It’s rare for one act plays to have any kind of longevity in commercial theatre (or, for that matter, even get an airing in commercial theatre), but two shorts that have apparently stood the test of time are The Real Inspector Hound and Black Comedy, by the English scribes Tom Stoppard and Peter Shaffer, respectively.
Both plays are getting a mounting Nov. 22-31 at Philadelphia, PA’s Wilma Theatre Company, with an opening set for Nov. 29. Cast members are doing double-duty in the two-play evening, directed by co-artistic director Jiri Zizka.
Black Comedy takes place at a party where all the lights go off, and the guests fumble about and cause various disasters. The trick is that the situation is shown in reverse; that is, the one-act begins in darkness and the lights go on in the production, just as they’re going off in the world of the play. Shaffer’s comedy received a 1967 Tony nomination. In later years, his Equus and Amadeus would both win Tony Awards.
The Real Inspector Hound tells of two theatre critics who accidentally become part of the Agatha Christie-style mystery play they’re watching. Author Stoppard’s other works include Arcadia and the soon-to-reach-Broadway The Invention of Love.
Designing the two comedies are David P. Gordon (set), Janus Stefanowicz (costumes), Jerold R. Forsyth (lighting) and Eileen Tague (sound). Castmembers include Jeffrey Bean (the recent Broadway Amadeus), Cheryl Lynn Bowers, Jonathan Bustle, Libby Christopherson, Edmund C. Davys, David Howey, Todd Lawson and Drucie McDaniel. For tickets and information on The Real Inspector Hound and Black Comedy at the Wilma Theater, between Broad & Spruce Streets, call (215) 546 7824.
Also scheduled for the Wilma season:
• Feb. 28-April 1, 2001: Perfect Pie gets served up by director Blanka Zizka. Canadian playwright Judith Thompson’s drama tells of childhood friends reuniting, one having become a wife and mom and the other now a famous actress. Other Thompson plays include Lion in the Streets and White Biting Dog.
• May 16-June 24, 2001: Passion, Steven Sondheim’s last Broadway musical to date, tells of a handsome army captain wooed, and ultimately won, by a gloomy, homely woman. Jiri Zizka directs this somber work by the composer of Sweeney Todd, Into the Woods and Assassins.
As for the second-stage, Wilma 2 series, two well-received New York solos will make their way to Philadelphia: Velvetville (Jan. 10-14, 2001) and The Gimmick (April 4-15, 2001).
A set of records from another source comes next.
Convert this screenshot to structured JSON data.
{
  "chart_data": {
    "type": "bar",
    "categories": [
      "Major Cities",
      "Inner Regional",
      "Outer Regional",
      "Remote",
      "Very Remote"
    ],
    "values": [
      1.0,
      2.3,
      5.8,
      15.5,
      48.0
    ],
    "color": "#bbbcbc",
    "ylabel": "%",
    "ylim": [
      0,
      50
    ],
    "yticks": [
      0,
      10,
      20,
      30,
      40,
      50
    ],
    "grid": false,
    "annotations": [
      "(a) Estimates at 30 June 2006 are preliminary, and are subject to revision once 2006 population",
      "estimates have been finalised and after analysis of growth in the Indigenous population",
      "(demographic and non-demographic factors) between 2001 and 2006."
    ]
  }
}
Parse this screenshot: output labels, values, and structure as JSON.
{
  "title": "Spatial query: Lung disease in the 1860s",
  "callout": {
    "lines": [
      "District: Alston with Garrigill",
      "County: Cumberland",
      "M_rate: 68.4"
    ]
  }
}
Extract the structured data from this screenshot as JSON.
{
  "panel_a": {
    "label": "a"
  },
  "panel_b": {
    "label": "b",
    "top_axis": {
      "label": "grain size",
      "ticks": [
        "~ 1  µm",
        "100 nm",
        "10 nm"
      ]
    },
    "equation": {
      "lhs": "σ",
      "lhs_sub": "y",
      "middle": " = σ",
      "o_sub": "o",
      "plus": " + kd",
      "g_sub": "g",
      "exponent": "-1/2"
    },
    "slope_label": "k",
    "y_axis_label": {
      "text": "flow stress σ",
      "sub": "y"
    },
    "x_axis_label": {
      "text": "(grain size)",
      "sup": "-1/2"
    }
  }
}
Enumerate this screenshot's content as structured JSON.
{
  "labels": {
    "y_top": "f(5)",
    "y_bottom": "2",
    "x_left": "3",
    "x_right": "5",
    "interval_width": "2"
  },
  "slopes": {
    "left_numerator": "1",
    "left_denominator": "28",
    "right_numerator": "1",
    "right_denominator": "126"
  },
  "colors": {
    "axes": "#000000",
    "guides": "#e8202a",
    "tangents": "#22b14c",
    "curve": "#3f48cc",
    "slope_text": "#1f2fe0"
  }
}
Velvetville which played at OOB’s P.S. 122 in January, features "an array of cheesy black velvet paintings." These artworks, commissioned by Zaloom and featuring such kitschy characters as the Smurfs, trolls and card playing dogs (as well as the obligatory Elvis), occupy one of the arenas in Velvetville's three-ring circus, which promises "breathtakingly cheap special effects."
In ring one, Zaloom's stage is an overhead projector, on which he works a menagerie of puppets made out of food products and "99-cent store junk." Ring two spotlights the velvet paintings, an art form which Zaloom claims is 2,000 years old. Finally, in the third ring, a puppet drama is enacted in which rubber rats play humans and an L.A. bus is represented by a gas mask.
All of the above somehow has to do with a bad dream Zaloom had one night. As for Zaloom, the star of TV's "Beakman's World" -- he’s dressed at each performance in mismatched pajamas and a nightcap.
Performance artist Dael Orlandersmith’s The Gimmick has played at Seattle's A Contemporary Theatre (July-August 1999) and New York Theater Workshop (April 1999). The Gimmick tells of two childhood friends from East Harlem. Together they dream of careers as artists and the elusive "gimmick" that will take them out of their current surrounding into the life they desire. With the help of a kindly librarian, the young girl poet sees a light at the end of the tunnel. Her friend gets his chance through painting, but the siren song of drugs too often pulls him in the wrong direction.
Orlandersmith's past works include Monster and Beauty's Daughter.